Ottenere una temperatura adeguata nella riparazione di vetri mobili
Quando si cerca di inserire dei riscaldatori a infrarossi ad alta efficienza all’interno di un dispositivo per la riparazione di vetri mobili, in pratica si deve lottare contro lo spazio limitato disponibile. È un contesto completamente diverso rispetto all’uso di un forno industriale: non si dispone di uno spazio sufficiente né di una rete elettrica ad alta tensione su cui fare affidamento. È necessaria quindi una sorgente di calore in grado di raggiungere rapidamente la temperatura desiderata… ma non così velocemente da far fondere il rivestimento esterno del dispositivo.
Il problema legato alle dimensioni
Per far funzionare questi dispositivi in spazi ridotti, utilizziamo lampade a infrarossi a onde corte.
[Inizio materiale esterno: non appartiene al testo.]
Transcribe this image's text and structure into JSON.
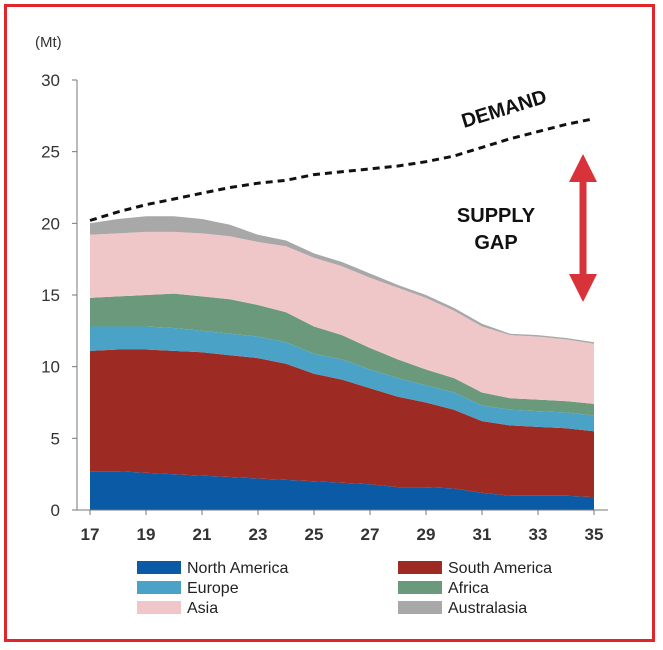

Queste lampade riescono a concentrare una grande quantità di energia radiante in uno spazio molto piccolo. Grazie all’uso di vetro di quarzo e gas alogenati, è possibile aumentare notevolmente la temperatura del filamento, rispetto a quanto possibile con una resistenza standard. In questo modo si può ottenere la potenza necessaria per ammorbidire il vetro, senza dover utilizzare lampade estremamente grandi.
La questione legata all’alimentazione
I dispositivi mobili sono molto sensibili alla tensione elettrica. Se la resistenza del filamento non viene regolata correttamente, si verificano cali di tensione che riducono drasticamente la velocità di riscaldamento. È una situazione frustrante. Inoltre, se si utilizza un convertitore DC-AC, la potenza della lampada deve essere perfettamente compatibile con la potenza massima fornita dall’alimentatore. Se si cerca di far passare troppa potenza attraverso un circuito ridotto, i componenti elettronici si surriscaldano e smettono di funzionare. Semplice, no?
I compromessi da accettare
L’alto livello di calore in uno spazio ridotto crea dei problemi. Mentre la lampada a infrarossi svolge il proprio compito sul vetro, il supporto su cui è montata assorbe tutto quel calore riflesso. Non si può ignorare questo problema. Di solito consigliamo di utilizzare scudi termici o sistemi di raffreddamento attivo per proteggere i componenti elettronici. Altrimenti, la scheda di controllo si surriscalderà e il dispositivo smetterà di funzionare proprio nel bel mezzo del lavoro.
Inoltre, rendiamo questi elementi facilmente sostituibili. Utilizziamo connettori standard, in modo che quando una lampada si brucia – e succede inevitabilmente – un tecnico possa semplicemente sostituirla con una nuova. Niente bisogno di ridisegnare l’intero sistema: basta una semplice sostituzione e si può tornare subito al lavoro.